Protesters against old-growth logging train for blockades, say they'll keep disrupting traffic until they win
Save Old Growth activists have been blocking rush-hour traffic in hopes of ending old-growth logging
On a sunny Thursday afternoon in Vancouver's Jonathan Rogers Park, across from a group of women doing yoga and a French bulldog playing a feverish game of fetch, the peace was pierced by an older man hurling insults at a group of climate activists.
"What's going on here?" he shouted. "Everyone wants to save the damn trees, but you're in my way!"
He began grabbing at their green and gold banners emblazoned with the words, 'SAVE OLD GROWTH'.
Yet the activists did not respond. They sat. They stared. They smiled.
Just as they were being trained to do in an actual protest event.
In recent weeks, Metro Vancouver, Victoria, Nanaimo and Revelstoke have seen protests along major highways, where activists from the group Save Old Growth have been blockading rush-hour traffic in hopes of permanently stopping old-growth logging in B.C.
Demonstrators recently targeted Vancouver's Second Narrows Bridge, the Massey Tunnel under the Fraser River and the Patricia Bay Highway near North Saanich on Vancouver Island.
The actions resulted in dozens of arrests and sparked tensions with some members of the public over snarled traffic.
Data from the RCMP's E-division shows that as of June 15, 47 arrests have been made in relation to Save Old Growth demonstrations, including 14 arrests between April 4 and June 13.
On June 13, one protester was transported to hospital after falling from a ladder during a demonstration on the Patricia Bay Highway, resulting in a shattered pelvis, according to Save Old Growth.
Another video from an April 21 demonstration on the Ironworkers Memorial Bridge appears to show protesters being dragged off the road by motorists.
B.C. Forestry Minister Katrine Conroy tells CBC the government respects Save Old Growth's right to protest, but that "a small group of individuals trying to disrupt other people's lives is the wrong approach."
She also says the NDP government, in partnership with First Nations, "has prevented logging in nearly 1.7 million hectares of old-growth" since November and that, on average, "old-growth logging in B.C. has decreased by 40 per cent over the past five years."
Training in non-violent techniques
The group describes its high-risk tactics as an escalation of previous protests, including the Fairy Creek blockades on Vancouver Island and the Extinction Rebellion blockades in Vancouver.
Activists from both groups have joined Save Old Growth, which promotes non-violent civil disobedience modelled on the United States civil rights movement of the 1950s and 1960s.
"Most people don't go around thinking, 'I'm going to go out and intentionally block a road and get arrested,'" said co-ordinator Tim Brazier, who was charged with mischief after his arrest earlier this year. "So it takes some time to learn and unlearn that arrest equals bad."
Before anyone is allowed to walk into traffic, Brazier says, they must first be trained in non-violent techniques, including role playing where participants endure screaming and yanking while being encouraged to maintain their cool.
"The central principle here, that everyone agrees on, is just how dire the situation is with the climate emergency," said Save Old Growth co-founder and Simon Fraser University student Zain Haq, 21.
"People with different political views and different backgrounds are willing to put that aside … for the purpose of actually getting legislative victory against a government that doesn't seem to be too happy about taking proper climate action," Haq said.
The third-year history major was ordered earlier this month to show up at a Canada Border Services Agency office, Brazier told the CBC.
Haq, an international student from Pakistan, said he has been arrested 10 times for acts of civil resistance at various climate-related protests since 2020, including being sentenced to jail for two weeks for violating an injunction against protests over the Trans Mountain Pipeline expansion (TMX).

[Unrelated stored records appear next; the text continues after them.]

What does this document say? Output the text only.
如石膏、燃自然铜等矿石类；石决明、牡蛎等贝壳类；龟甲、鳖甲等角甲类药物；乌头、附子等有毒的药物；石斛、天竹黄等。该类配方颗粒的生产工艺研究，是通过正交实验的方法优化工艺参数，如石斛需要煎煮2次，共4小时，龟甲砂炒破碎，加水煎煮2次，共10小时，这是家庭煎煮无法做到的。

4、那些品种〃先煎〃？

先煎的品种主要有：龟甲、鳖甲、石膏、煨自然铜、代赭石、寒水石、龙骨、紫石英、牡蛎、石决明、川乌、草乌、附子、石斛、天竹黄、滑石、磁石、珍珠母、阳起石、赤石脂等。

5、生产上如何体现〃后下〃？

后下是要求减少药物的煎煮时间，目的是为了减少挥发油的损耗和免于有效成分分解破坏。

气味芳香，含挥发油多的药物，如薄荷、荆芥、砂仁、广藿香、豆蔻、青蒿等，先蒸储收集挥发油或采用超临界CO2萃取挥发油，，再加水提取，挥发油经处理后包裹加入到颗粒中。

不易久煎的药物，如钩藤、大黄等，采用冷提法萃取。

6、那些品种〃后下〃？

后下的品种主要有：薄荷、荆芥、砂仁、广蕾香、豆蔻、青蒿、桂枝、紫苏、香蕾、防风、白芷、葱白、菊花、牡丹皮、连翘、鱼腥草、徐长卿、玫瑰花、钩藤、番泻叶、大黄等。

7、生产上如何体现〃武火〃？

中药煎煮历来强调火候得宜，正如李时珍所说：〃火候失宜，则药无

The National Observer has reported that Haq recently turned himself in, and was moved to an immigration holding centre in Surrey where he'll remain until he has a hearing scheduled.
Disruptions risk turning public opinion
Ben Holt, 52, who played the role of a frustrated driver during group training, says the first time he helped shut down traffic near Grandview Highway at Boundary Road on Easter Monday, a man came forward pleading to get through so he could visit a dying family member.
"Very sad to hear his story, and you can't help but have empathy for him," said the North Vancouver father of two.
"But, you know, we've been pushed into this corner and we have to do what we have to do to get change."
Holt says police arrived shortly afterward and cleared a path, allowing the man to get through.
In 2021, a poll by Insights West and the Sierra Club B.C. found 78 per cent of British Columbians were concerned with old-growth logging in the province.
SFU political science professor Stewart Prest says the group's single-issue approach differentiates them from other social movements, making it easier for people to understand what they want to achieve — but their disruptive strategies could cost them public opinion.
"Politicians will act when they feel political pressure, not just from the social movement actors themselves, but from the broader population," he said.
"These kinds of disruptive strategies raise awareness around the issue, but they may not win over support among the broader population.
"That may reduce the amount of pressure politicians feel to give in to any kinds of demands."